一度の失敗を、二度と繰り返さないための、何よりのワクチンです。
二度と騙されないための、5つの習慣
前に進むと決めたら、同じ轍を踏まないための”習慣”を持ちましょう。
- ① その場で即決しない(必ず一晩おく)
- ② 利害のない第三者に必ず話す
- ③ 金融庁の登録を確認するクセをつける
- ④ 「元本保証」「絶対」「今だけ」が出たらその時点で降りる
- ⑤ 「誰にも言うな」と言われたら、それ自体を危険信号と捉える
たったこれだけで、あなたが再び狙われる確率は大きく下がります。
よくある質問(FAQ)
Q. 少額なら、泣き寝入りせず取り返すべきでは?
気持ちは分かります。
ですが、回収にかかる時間・費用・精神的コストが、戻る見込み額を上回ることがほとんどです。
金額が小さいほど、割り切って前に進むほうが結果的に得、というのが私の考えです。
Q. 弁護士に相談するのも無駄ですか?
無料相談で「回収の現実的な見込み」を確認するのは有益です。
ただし、着手金を払う前に、「回収できる財産が相手にあるのか」を冷静に見極めてください。
見込みが薄いのに着手金だけ払う、が最悪のパターンです。
Q. 家族が騙されました。どう声をかければ?
責めないことです。
「なんで」と問い詰めると、心を閉ざし、二次被害に走りがちです。
「お金より、あなたが無事でよかった」と受け止め、これ以上関わらせないことを優先してください。
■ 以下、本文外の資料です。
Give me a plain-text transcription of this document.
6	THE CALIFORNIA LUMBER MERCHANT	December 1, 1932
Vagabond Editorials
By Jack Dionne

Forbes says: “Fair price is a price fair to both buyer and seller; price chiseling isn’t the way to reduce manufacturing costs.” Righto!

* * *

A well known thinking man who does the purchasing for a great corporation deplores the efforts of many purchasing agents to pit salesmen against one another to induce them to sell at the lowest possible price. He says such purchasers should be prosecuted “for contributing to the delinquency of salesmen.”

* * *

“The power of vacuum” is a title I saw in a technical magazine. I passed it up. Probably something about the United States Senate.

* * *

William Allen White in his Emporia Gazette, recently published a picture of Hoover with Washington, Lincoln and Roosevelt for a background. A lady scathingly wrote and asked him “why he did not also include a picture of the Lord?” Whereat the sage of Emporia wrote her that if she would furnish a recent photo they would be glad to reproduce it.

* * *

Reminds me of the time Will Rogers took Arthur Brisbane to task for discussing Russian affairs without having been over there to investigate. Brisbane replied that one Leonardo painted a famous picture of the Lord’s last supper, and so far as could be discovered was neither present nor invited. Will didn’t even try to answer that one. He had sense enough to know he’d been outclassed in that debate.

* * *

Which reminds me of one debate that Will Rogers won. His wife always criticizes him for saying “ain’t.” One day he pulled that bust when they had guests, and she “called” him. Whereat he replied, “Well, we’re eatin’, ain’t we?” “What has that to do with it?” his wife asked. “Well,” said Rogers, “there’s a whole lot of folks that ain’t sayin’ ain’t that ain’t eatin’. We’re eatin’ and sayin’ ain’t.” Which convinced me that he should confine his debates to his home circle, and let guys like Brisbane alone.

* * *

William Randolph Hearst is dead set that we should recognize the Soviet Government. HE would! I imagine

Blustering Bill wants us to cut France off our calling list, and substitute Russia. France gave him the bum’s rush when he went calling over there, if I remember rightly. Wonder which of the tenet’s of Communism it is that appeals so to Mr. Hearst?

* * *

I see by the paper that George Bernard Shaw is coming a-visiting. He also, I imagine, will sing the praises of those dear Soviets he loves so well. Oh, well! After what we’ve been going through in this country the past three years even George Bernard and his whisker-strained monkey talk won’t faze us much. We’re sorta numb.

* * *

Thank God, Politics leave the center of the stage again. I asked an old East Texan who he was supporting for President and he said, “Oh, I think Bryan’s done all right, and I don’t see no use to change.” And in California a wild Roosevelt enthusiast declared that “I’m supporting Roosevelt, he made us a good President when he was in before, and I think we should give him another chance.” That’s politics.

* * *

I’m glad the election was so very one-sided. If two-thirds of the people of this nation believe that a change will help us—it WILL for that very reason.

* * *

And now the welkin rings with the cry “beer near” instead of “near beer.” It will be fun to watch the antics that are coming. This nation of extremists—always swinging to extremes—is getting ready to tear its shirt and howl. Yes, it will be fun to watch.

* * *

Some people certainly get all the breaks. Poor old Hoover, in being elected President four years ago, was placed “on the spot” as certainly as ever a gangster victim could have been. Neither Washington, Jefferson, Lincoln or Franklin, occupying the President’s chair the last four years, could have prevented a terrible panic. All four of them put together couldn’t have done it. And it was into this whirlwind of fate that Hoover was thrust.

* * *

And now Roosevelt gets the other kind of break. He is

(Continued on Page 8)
Q. 加害者のSNSや名前が分かっています。晒して注意喚起すべき?
気持ちは分かりますが、おすすめしません。
名誉毀損で逆に訴えられるリスクがあり、相手に警戒されて証拠隠滅を早めることもあります。
情報は公的機関への提供にとどめるのが安全です。
Q. もう立ち直れそうにありません。
お金以上に、心の傷のほうが深いものです。
一人で抱え込まず、信頼できる人に話してください。
お金は稼ぎ直せますが、あなた自身は替えがききません。
まずは、前を向くエネルギーを取り戻すことを最優先に。
まとめ|下を向くのは、今日まで
騙されたお金は、戻らないことのほうが多い。
訴訟も、行政も、過度な期待はできない。
これが、私が身をもって知った現実です。
だからこそ——痛い勉強代だったと割り切り、前を向きましょう。
- 失ったお金への執着を手放す(サンクコストを切る)
- 二度と騙されない「見極める力」を持つ
- 信頼できる「投資仲間」を持って前に進む
失ったお金より、これから守るお金。
下を向くのは、今日まで。
明日からは、前を向いて一緒に進みましょう。
あなたが再び、笑顔でお金と向き合える日を、心から願っています。